Laura shuffled to the foot of his
bed and gazed at this replica of her husband, wondering if Tara had any awareness of how hard she was squeezing her arm. Gently breaking her grasp, Laura moved around to his side and bent to kiss his lips below a plastic oxygen tube disappearing into each nostril.
‘He doesn’t look like Simon,’ Tara murmured.
‘No. He doesn’t.’ Laura shook her head softly, her eyes drawn to the flickering screens and macabre tubing. ‘What did you tell Seth?’

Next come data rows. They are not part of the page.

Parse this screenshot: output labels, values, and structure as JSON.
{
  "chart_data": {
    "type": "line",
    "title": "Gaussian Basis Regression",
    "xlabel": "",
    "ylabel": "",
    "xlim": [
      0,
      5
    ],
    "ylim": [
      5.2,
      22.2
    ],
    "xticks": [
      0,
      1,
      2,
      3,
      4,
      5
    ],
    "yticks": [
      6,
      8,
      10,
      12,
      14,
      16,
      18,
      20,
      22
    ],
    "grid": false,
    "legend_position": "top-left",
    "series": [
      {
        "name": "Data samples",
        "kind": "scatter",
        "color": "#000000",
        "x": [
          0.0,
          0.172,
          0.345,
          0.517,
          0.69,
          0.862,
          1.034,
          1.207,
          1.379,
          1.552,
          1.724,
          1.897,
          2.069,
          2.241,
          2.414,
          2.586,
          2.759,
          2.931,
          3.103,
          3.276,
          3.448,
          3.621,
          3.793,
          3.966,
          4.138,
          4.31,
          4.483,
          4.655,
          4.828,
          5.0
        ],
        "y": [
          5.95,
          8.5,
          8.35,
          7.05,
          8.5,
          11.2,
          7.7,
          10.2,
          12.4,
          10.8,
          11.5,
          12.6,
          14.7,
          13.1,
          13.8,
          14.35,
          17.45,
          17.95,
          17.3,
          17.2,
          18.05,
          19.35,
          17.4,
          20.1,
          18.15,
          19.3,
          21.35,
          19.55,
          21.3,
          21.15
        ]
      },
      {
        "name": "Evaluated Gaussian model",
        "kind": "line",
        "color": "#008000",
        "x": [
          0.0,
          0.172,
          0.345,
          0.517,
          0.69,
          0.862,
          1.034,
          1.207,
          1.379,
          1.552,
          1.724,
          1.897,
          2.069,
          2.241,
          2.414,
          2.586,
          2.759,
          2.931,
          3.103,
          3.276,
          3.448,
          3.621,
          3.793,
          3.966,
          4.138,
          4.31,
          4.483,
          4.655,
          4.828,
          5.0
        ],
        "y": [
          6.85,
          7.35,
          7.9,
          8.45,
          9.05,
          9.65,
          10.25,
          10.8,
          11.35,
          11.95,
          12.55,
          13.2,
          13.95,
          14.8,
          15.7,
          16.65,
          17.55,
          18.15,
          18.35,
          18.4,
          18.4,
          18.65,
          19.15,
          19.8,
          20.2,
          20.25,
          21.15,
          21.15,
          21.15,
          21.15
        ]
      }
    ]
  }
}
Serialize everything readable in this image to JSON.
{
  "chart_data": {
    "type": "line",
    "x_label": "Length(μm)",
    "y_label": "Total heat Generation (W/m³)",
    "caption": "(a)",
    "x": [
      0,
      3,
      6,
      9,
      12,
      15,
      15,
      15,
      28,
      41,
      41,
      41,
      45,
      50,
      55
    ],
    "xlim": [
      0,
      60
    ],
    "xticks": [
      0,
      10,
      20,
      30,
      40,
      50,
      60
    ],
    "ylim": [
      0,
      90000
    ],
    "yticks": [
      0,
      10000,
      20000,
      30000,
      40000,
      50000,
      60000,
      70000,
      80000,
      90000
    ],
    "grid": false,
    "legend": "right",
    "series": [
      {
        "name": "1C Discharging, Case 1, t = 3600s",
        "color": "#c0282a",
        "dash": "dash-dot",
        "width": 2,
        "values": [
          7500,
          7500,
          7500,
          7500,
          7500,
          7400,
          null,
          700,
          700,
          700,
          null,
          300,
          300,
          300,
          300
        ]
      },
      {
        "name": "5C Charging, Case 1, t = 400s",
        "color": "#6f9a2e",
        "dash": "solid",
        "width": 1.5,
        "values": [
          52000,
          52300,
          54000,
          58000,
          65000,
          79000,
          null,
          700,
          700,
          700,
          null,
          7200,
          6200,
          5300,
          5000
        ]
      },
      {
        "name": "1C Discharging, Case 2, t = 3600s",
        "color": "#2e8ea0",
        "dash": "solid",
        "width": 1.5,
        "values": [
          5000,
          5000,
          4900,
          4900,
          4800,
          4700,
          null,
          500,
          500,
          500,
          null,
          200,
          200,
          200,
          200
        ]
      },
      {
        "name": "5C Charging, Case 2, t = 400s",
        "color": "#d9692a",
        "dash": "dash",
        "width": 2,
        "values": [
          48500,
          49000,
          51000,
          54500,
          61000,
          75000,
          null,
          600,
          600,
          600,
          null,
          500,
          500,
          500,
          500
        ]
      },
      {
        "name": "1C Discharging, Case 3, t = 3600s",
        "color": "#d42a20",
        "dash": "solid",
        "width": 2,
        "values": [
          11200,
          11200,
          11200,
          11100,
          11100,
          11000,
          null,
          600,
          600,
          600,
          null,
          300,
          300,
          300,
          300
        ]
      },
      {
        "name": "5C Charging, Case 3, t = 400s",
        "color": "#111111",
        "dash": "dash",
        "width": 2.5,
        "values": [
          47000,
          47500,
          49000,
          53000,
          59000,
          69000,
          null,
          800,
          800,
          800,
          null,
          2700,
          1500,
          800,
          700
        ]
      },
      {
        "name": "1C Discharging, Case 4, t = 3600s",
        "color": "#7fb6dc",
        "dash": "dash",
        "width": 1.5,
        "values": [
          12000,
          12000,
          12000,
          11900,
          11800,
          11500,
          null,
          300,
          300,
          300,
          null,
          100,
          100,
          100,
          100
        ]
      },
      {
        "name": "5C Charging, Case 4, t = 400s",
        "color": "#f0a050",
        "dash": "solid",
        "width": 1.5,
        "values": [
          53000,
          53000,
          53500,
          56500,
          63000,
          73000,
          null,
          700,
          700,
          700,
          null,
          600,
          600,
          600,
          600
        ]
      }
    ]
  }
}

Tara breathed in and slowly expelled. ‘He knows Pops is in hospital because he had an accident. I know he’ll want to visit on the weekend so I’ll have to start preparing him.’ She stood. ‘I’m going to get coffee. I’ll grab you a cappuccino.’
Once Tara had left, Laura sat on the edge of Simon’s bed, as close as the machinery would allow. ‘Simon, it’s Laura,’ she said softly. ‘You’re going to be OK. Just hang in there.’ It seemed surreal to see him so immobile, so unresponsive. ‘Thanks for cooking the lasagne and making the salad by the way. It was a great surprise after a shitty day.’ She laid her hand gently on his, taking care not to disturb the needles and tubing. Sniffed back her tears ‘Oh Simon, what have you done?’
She sat for some time, simply holding his hand and forcing herself to stay in the moment, to plan no more than one minute at a time if necessary. ‘Please hang in there and get better,’ she whispered in his ear on hearing Tara’s footsteps returning.
‘Thanks,’ Laura said, taking the coffee. ‘I think I’ll go back to work tomorrow. I can’t do any good here. But I’ll visit on my way home each day.
‘Sounds like a plan,’ Tara said. She lowered her voice and cleared her throat. ‘I’ve thought a bit about that stiletto tip you found.’
Laura had forgotten the tip, still lying accusingly on their kitchen bench. ‘I was planning to ask him about it when he came home . . .’ With difficulty she swallowed a mouthful of coffee and threw her head back as though gravity would stem her tears.
‘Mum?’
‘Yes?’ Laura said. After a prolonged silence, she turned to look at her daughter. Her intent brown eyes were studying her, and she seemed to be searching for words. ‘Tara?’ she prompted.